Travel is the top spending priority for UK consumers in 2026
British parents are choosing holidays over home improvements or a new car, and the data suggests the trend is accelerating.
Recent research by Nationwide Building Society found that travel is the single top priority for consumer spending this year, with 35% of respondents planning to prioritise longer holidays and 41% determined to treat themselves despite rising household bills. Over a quarter (27%) are actively delaying major purchases such as cars or home renovations to protect their leisure budget. Nationwide described the shift as “a move from material to experiential spending.”
ABTA’s Holiday Habits report captures the effect among young families directly. Families with children under five take an average of 6.49 holidays per year, the highest of any demographic and nearly double the UK national average of 3.9. Of those trips, 78% include at least one UK break. Separately, ABTA data confirms that when forced to cut back on spending, holidays are the last thing UK adults sacrifice, ranked behind eating out, leisure subscriptions and new clothes.
“This generation of parents isn’t spending on holidays instead of saving, they’re making a deliberate choice about what holds long-term value,” said Greg Munford of Broads Tours.

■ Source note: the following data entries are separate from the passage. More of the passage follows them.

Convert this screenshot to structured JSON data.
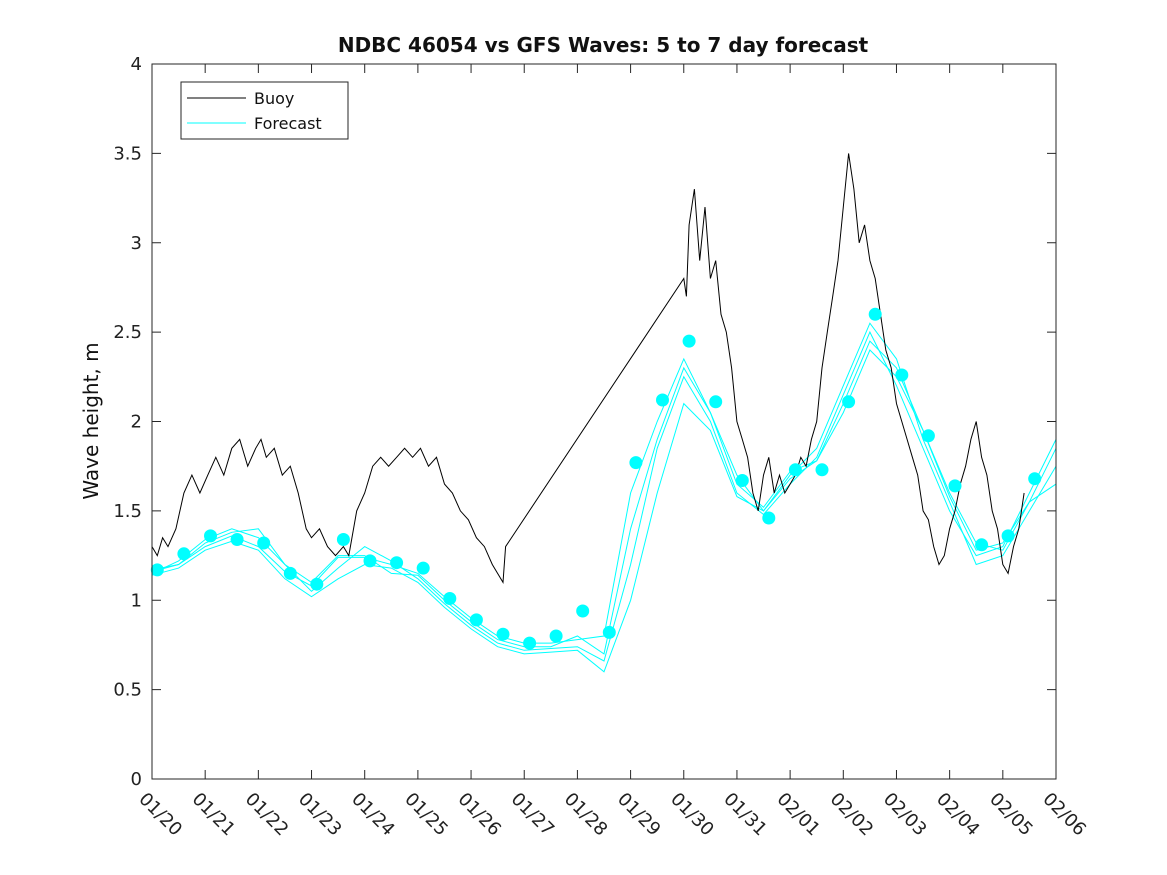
{
  "chart_data": {
    "type": "line",
    "title": "NDBC 46054 vs GFS Waves: 5 to 7 day forecast",
    "xlabel": "",
    "ylabel": "Wave height, m",
    "xlim": [
      0,
      17
    ],
    "ylim": [
      0,
      4
    ],
    "grid": false,
    "legend": {
      "position": "top-left",
      "entries": [
        "Buoy",
        "Forecast"
      ]
    },
    "colors": {
      "buoy": "#000000",
      "forecast": "#00ffff",
      "axes": "#262626"
    },
    "x_unit": "days since 01/20",
    "x_ticks": [
      0,
      1,
      2,
      3,
      4,
      5,
      6,
      7,
      8,
      9,
      10,
      11,
      12,
      13,
      14,
      15,
      16,
      17
    ],
    "x_tick_labels": [
      "01/20",
      "01/21",
      "01/22",
      "01/23",
      "01/24",
      "01/25",
      "01/26",
      "01/27",
      "01/28",
      "01/29",
      "01/30",
      "01/31",
      "02/01",
      "02/02",
      "02/03",
      "02/04",
      "02/05",
      "02/06"
    ],
    "y_ticks": [
      0,
      0.5,
      1,
      1.5,
      2,
      2.5,
      3,
      3.5,
      4
    ],
    "y_tick_labels": [
      "0",
      "0.5",
      "1",
      "1.5",
      "2",
      "2.5",
      "3",
      "3.5",
      "4"
    ],
    "series": [
      {
        "name": "Buoy",
        "kind": "line",
        "x": [
          0,
          0.1,
          0.2,
          0.3,
          0.45,
          0.6,
          0.75,
          0.9,
          1.05,
          1.2,
          1.35,
          1.5,
          1.65,
          1.8,
          1.95,
          2.05,
          2.15,
          2.3,
          2.45,
          2.6,
          2.75,
          2.9,
          3.0,
          3.15,
          3.3,
          3.45,
          3.6,
          3.7,
          3.85,
          4.0,
          4.15,
          4.3,
          4.45,
          4.6,
          4.75,
          4.9,
          5.05,
          5.2,
          5.35,
          5.5,
          5.65,
          5.8,
          5.95,
          6.1,
          6.25,
          6.4,
          6.5,
          6.6,
          6.65,
          10.0,
          10.05,
          10.1,
          10.2,
          10.3,
          10.4,
          10.5,
          10.6,
          10.7,
          10.8,
          10.9,
          11.0,
          11.1,
          11.2,
          11.3,
          11.4,
          11.5,
          11.6,
          11.7,
          11.8,
          11.9,
          12.0,
          12.1,
          12.2,
          12.3,
          12.4,
          12.5,
          12.6,
          12.7,
          12.8,
          12.9,
          13.0,
          13.1,
          13.2,
          13.3,
          13.4,
          13.5,
          13.6,
          13.7,
          13.8,
          13.9,
          14.0,
          14.1,
          14.2,
          14.3,
          14.4,
          14.5,
          14.6,
          14.7,
          14.8,
          14.9,
          15.0,
          15.1,
          15.2,
          15.3,
          15.4,
          15.5,
          15.6,
          15.7,
          15.8,
          15.9,
          16.0,
          16.1,
          16.2,
          16.3,
          16.4
        ],
        "y": [
          1.3,
          1.25,
          1.35,
          1.3,
          1.4,
          1.6,
          1.7,
          1.6,
          1.7,
          1.8,
          1.7,
          1.85,
          1.9,
          1.75,
          1.85,
          1.9,
          1.8,
          1.85,
          1.7,
          1.75,
          1.6,
          1.4,
          1.35,
          1.4,
          1.3,
          1.25,
          1.3,
          1.25,
          1.5,
          1.6,
          1.75,
          1.8,
          1.75,
          1.8,
          1.85,
          1.8,
          1.85,
          1.75,
          1.8,
          1.65,
          1.6,
          1.5,
          1.45,
          1.35,
          1.3,
          1.2,
          1.15,
          1.1,
          1.3,
          2.8,
          2.7,
          3.1,
          3.3,
          2.9,
          3.2,
          2.8,
          2.9,
          2.6,
          2.5,
          2.3,
          2.0,
          1.9,
          1.8,
          1.6,
          1.5,
          1.7,
          1.8,
          1.6,
          1.7,
          1.6,
          1.65,
          1.7,
          1.8,
          1.75,
          1.9,
          2.0,
          2.3,
          2.5,
          2.7,
          2.9,
          3.2,
          3.5,
          3.3,
          3.0,
          3.1,
          2.9,
          2.8,
          2.6,
          2.4,
          2.3,
          2.1,
          2.0,
          1.9,
          1.8,
          1.7,
          1.5,
          1.45,
          1.3,
          1.2,
          1.25,
          1.4,
          1.5,
          1.65,
          1.75,
          1.9,
          2.0,
          1.8,
          1.7,
          1.5,
          1.4,
          1.2,
          1.15,
          1.3,
          1.4,
          1.6
        ]
      },
      {
        "name": "Forecast",
        "kind": "markers",
        "x": [
          0.1,
          0.6,
          1.1,
          1.6,
          2.1,
          2.6,
          3.1,
          3.6,
          4.1,
          4.6,
          5.1,
          5.6,
          6.1,
          6.6,
          7.1,
          7.6,
          8.1,
          8.6,
          9.1,
          9.6,
          10.1,
          10.6,
          11.1,
          11.6,
          12.1,
          12.6,
          13.1,
          13.6,
          14.1,
          14.6,
          15.1,
          15.6,
          16.1,
          16.6
        ],
        "y": [
          1.17,
          1.26,
          1.36,
          1.34,
          1.32,
          1.15,
          1.09,
          1.34,
          1.22,
          1.21,
          1.18,
          1.01,
          0.89,
          0.81,
          0.76,
          0.8,
          0.94,
          0.82,
          1.77,
          2.12,
          2.45,
          2.11,
          1.67,
          1.46,
          1.73,
          1.73,
          2.11,
          2.6,
          2.26,
          1.92,
          1.64,
          1.31,
          1.36,
          1.68
        ]
      },
      {
        "name": "Forecast",
        "kind": "line",
        "x": [
          0,
          0.5,
          1,
          1.5,
          2,
          2.5,
          3,
          3.5,
          4,
          4.5,
          5,
          5.5,
          6,
          6.5,
          7,
          7.5,
          8,
          8.5,
          9,
          9.5,
          10,
          10.5,
          11,
          11.5,
          12,
          12.5,
          13,
          13.5,
          14,
          14.5,
          15,
          15.5,
          16,
          16.5,
          17
        ],
        "y": [
          1.17,
          1.2,
          1.3,
          1.36,
          1.3,
          1.16,
          1.08,
          1.24,
          1.24,
          1.2,
          1.15,
          1.02,
          0.9,
          0.8,
          0.76,
          0.76,
          0.78,
          0.8,
          1.6,
          2.0,
          2.35,
          2.05,
          1.7,
          1.5,
          1.68,
          1.78,
          2.1,
          2.45,
          2.3,
          1.95,
          1.6,
          1.32,
          1.28,
          1.55,
          1.85
        ]
      },
      {
        "name": "Forecast",
        "kind": "line",
        "x": [
          0,
          0.5,
          1,
          1.5,
          2,
          2.5,
          3,
          3.5,
          4,
          4.5,
          5,
          5.5,
          6,
          6.5,
          7,
          7.5,
          8,
          8.5,
          9,
          9.5,
          10,
          10.5,
          11,
          11.5,
          12,
          12.5,
          13,
          13.5,
          14,
          14.5,
          15,
          15.5,
          16,
          16.5,
          17
        ],
        "y": [
          1.15,
          1.22,
          1.34,
          1.4,
          1.35,
          1.2,
          1.05,
          1.18,
          1.3,
          1.22,
          1.12,
          0.98,
          0.86,
          0.76,
          0.72,
          0.73,
          0.74,
          0.66,
          1.2,
          1.85,
          2.25,
          2.0,
          1.6,
          1.48,
          1.65,
          1.8,
          2.15,
          2.5,
          2.2,
          1.85,
          1.5,
          1.25,
          1.3,
          1.6,
          1.9
        ]
      },
      {
        "name": "Forecast",
        "kind": "line",
        "x": [
          0,
          0.5,
          1,
          1.5,
          2,
          2.5,
          3,
          3.5,
          4,
          4.5,
          5,
          5.5,
          6,
          6.5,
          7,
          7.5,
          8,
          8.5,
          9,
          9.5,
          10,
          10.5,
          11,
          11.5,
          12,
          12.5,
          13,
          13.5,
          14,
          14.5,
          15,
          15.5,
          16,
          16.5,
          17
        ],
        "y": [
          1.14,
          1.18,
          1.28,
          1.33,
          1.28,
          1.12,
          1.02,
          1.12,
          1.2,
          1.18,
          1.1,
          0.96,
          0.84,
          0.74,
          0.7,
          0.71,
          0.72,
          0.6,
          1.0,
          1.6,
          2.1,
          1.95,
          1.58,
          1.5,
          1.7,
          1.85,
          2.2,
          2.55,
          2.35,
          1.9,
          1.55,
          1.2,
          1.25,
          1.5,
          1.75
        ]
      },
      {
        "name": "Forecast",
        "kind": "line",
        "x": [
          0,
          0.5,
          1,
          1.5,
          2,
          2.5,
          3,
          3.5,
          4,
          4.5,
          5,
          5.5,
          6,
          6.5,
          7,
          7.5,
          8,
          8.5,
          9,
          9.5,
          10,
          10.5,
          11,
          11.5,
          12,
          12.5,
          13,
          13.5,
          14,
          14.5,
          15,
          15.5,
          16,
          16.5,
          17
        ],
        "y": [
          1.16,
          1.2,
          1.32,
          1.38,
          1.4,
          1.2,
          1.1,
          1.25,
          1.25,
          1.15,
          1.14,
          1.0,
          0.88,
          0.78,
          0.74,
          0.74,
          0.8,
          0.7,
          1.4,
          1.9,
          2.3,
          2.05,
          1.65,
          1.52,
          1.72,
          1.78,
          2.05,
          2.4,
          2.25,
          1.95,
          1.58,
          1.28,
          1.32,
          1.55,
          1.65
        ]
      }
    ]
  }
}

“They’ve decided that what their children remember about growing up matters more than what they own. The holiday budget is protected because it reflects something they genuinely believe.”
ADVERTISEMENT
“The fact that families with under-fives are travelling nearly seven times a year tells you this isn’t about having money to spare. Many of these households are managing tight budgets. They’re just making different trade-offs than previous generations did,” said Greg.
“The world in which we were able to take a long holiday doesn’t reflect the reality of modern life, where the cost of living and increasing demands of work mean that families are opting for multiple short breaks, allowing them to better utilise their holiday, without losing out on time with their children.”
“We’re seeing a genuine reset in what families consider a good holiday. The assumptions that shaped the market twenty years ago don’t necessarily apply anymore. This generation has different priorities, and the market is starting to catch up.”